A primary reason people loathe developers is because they go into a neighborhood and change the dynamic of the existing community, upsetting existing residents with change.    But what is torn down and redeveloped today becomes part of tomorrow’s cultural fabric that people can’t live without.


Especially in liberal town, liberals in particular I have observed really don’t like change.  Admittedly, when a new building does go up, it changes the character of the street and it breaks habits and maybe interrupts tradition.  Sometimes the local watering hole is gone.  And if you have the wrong developer, the style can be different.  (Many architects drive that issue, however, as they wish to win an award with a building that stands out rather than one that fits in.)  There’s also that short-term change of identity of the neighborhood until a new identity takes hold through new habits being built.

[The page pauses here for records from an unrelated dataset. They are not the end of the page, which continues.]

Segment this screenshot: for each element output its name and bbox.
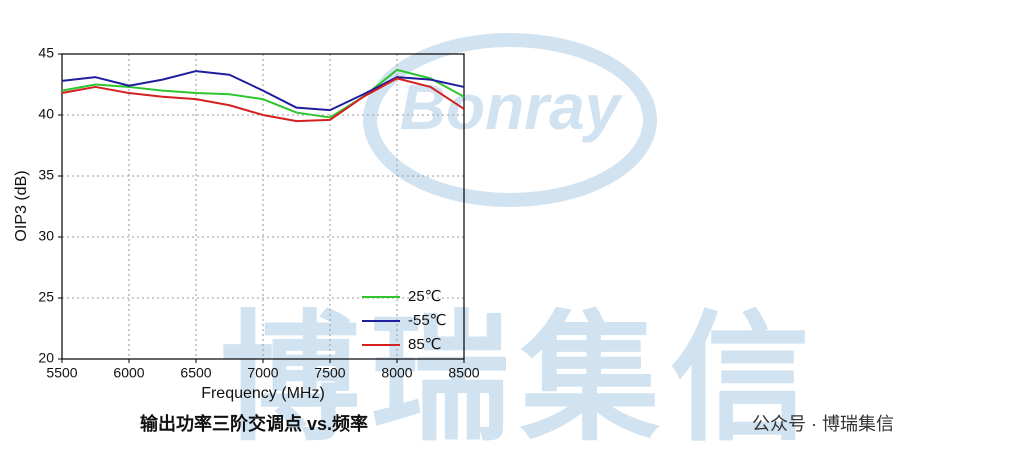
x-tick-label: 7000 bbox=[247, 365, 278, 381]
x-axis-label: Frequency (MHz) bbox=[201, 385, 325, 402]
caption: 输出功率三阶交调点 vs.频率 bbox=[140, 413, 368, 434]
x-tick-label: 8500 bbox=[448, 365, 479, 381]
y-tick-label: 30 bbox=[38, 228, 54, 244]
x-tick-label: 6000 bbox=[113, 365, 144, 381]
series-line bbox=[61, 77, 465, 123]
series-line bbox=[61, 68, 465, 119]
y-tick-label: 20 bbox=[38, 350, 54, 366]
y-tick-label: 25 bbox=[38, 289, 54, 305]
footer: 公众号 · 博瑞集信 bbox=[752, 414, 894, 434]
y-tick-label: 40 bbox=[38, 106, 54, 122]
y-tick-label: 45 bbox=[38, 45, 54, 61]
legend-label: -55℃ bbox=[408, 312, 447, 329]
x-tick-label: 7500 bbox=[314, 365, 345, 381]
x-tick-label: 6500 bbox=[180, 365, 211, 381]
watermark-ring bbox=[363, 33, 657, 207]
watermark: Bonray 博瑞集信 bbox=[220, 33, 820, 457]
y-tick-label: 35 bbox=[38, 167, 54, 183]
x-tick-label: 8000 bbox=[381, 365, 412, 381]
legend-label: 85℃ bbox=[408, 336, 442, 353]
watermark-logo: Bonray bbox=[400, 71, 624, 143]
series-line bbox=[61, 70, 465, 112]
legend-label: 25℃ bbox=[408, 288, 442, 305]
plot-frame bbox=[61, 53, 465, 360]
y-axis-label: OIP3 (dB) bbox=[13, 170, 30, 241]
watermark-text: 博瑞集信 bbox=[220, 300, 820, 457]
x-tick-label: 5500 bbox=[46, 365, 77, 381]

And why don’t developers listen to all these people?  First, because there simply are too many divergent opinions, and second, developers are constantly being told ‘no’.  No this, no that.  You can’t do this, you can’t do that.  It’s No from neighbors, No from the city, No from lenders, No from the DNR, No from the county, no no no.  As a result, developers are trained by the public and government to ignore the word ‘no’.  I used to explain to my staff that when dealing with the city of Madison, ‘no’ means ‘maybe’ and ‘maybe’ means ‘yes’, and you’ll never receive a ‘yes’.


I don’t think people can imagine what it is like to go to a neighborhood meeting and have 50 to 100 people attack you when you believe that you are there to improve the neighborhood.  Many of these meetings can get quite nasty so developers naturally put up an aggressive offense as a safety mechanism.


Developers are also frequently interlopers – and may not be part of the community, and admittedly, when a developer is from the outside, they do tend to be a bull in the china shop.  They tend to ignore the locals because the consequences to non-local developers are little – outside developers can do what they want and not worry about what others think because they will be leaving town afterwards.  Contrast that with local developers who live in the community and care about their reputation and about what their friends and neighbors think.


Ignorance, Egotistical, and One Dimensional –  Yes, developers tend to ignore others because they got where they are by listening to themselves – and not listening to anyone else.  And many of them are egotistical because they have achieved much in their lives.  And there’s the one-dimensional aspect too – developers are solely focused on one thing – getting that project off the ground, which causes them to put all other  priorities in second place.  And for us, you have to be an eternal optimist to be in this business, and you have to be able to get out of bed in the morning and tell yourself that in spite of all the negative nannies and roadblocks, you can do this – you can achieve the impossible.  Negative people didn’t built this country; positive can-do risk-takers did.


There is one thing that admittedly gives developers a bad name is those developers who bring in cookie-cutter buildings – taking plans used in another location and re-using them here.  Architects all tend to trend together, and that’s not fair to the local community.  Each community is unique and deserves a unique plan tailored to its own needs.


In contrast though, in many cases cities force developers into specific narrow designs, limiting creativity.  Some cities, like Madison, even try to force market issues like requiring first floor retail in an area where retail is not leasing or there’s little consumer traffic.


So the bottom line is – let’s face it, people hate developers so we don’t even try to be liked anymore.  And when you grow up like I did, the tenth of eleven children where if you didn’t defend yourself, you didn’t eat, we tend to develop a hard outer shell.  But that’s not to say that we can’t be reasoned with.  The most difficult opponent to overcome is that pleasant, soft spoken, persistent person who wins us over with kindness; who is willing to compromise and isn’t trying to stop the project, but rather is just trying to address a couple of specific concerns.  Who doesn’t want to help her?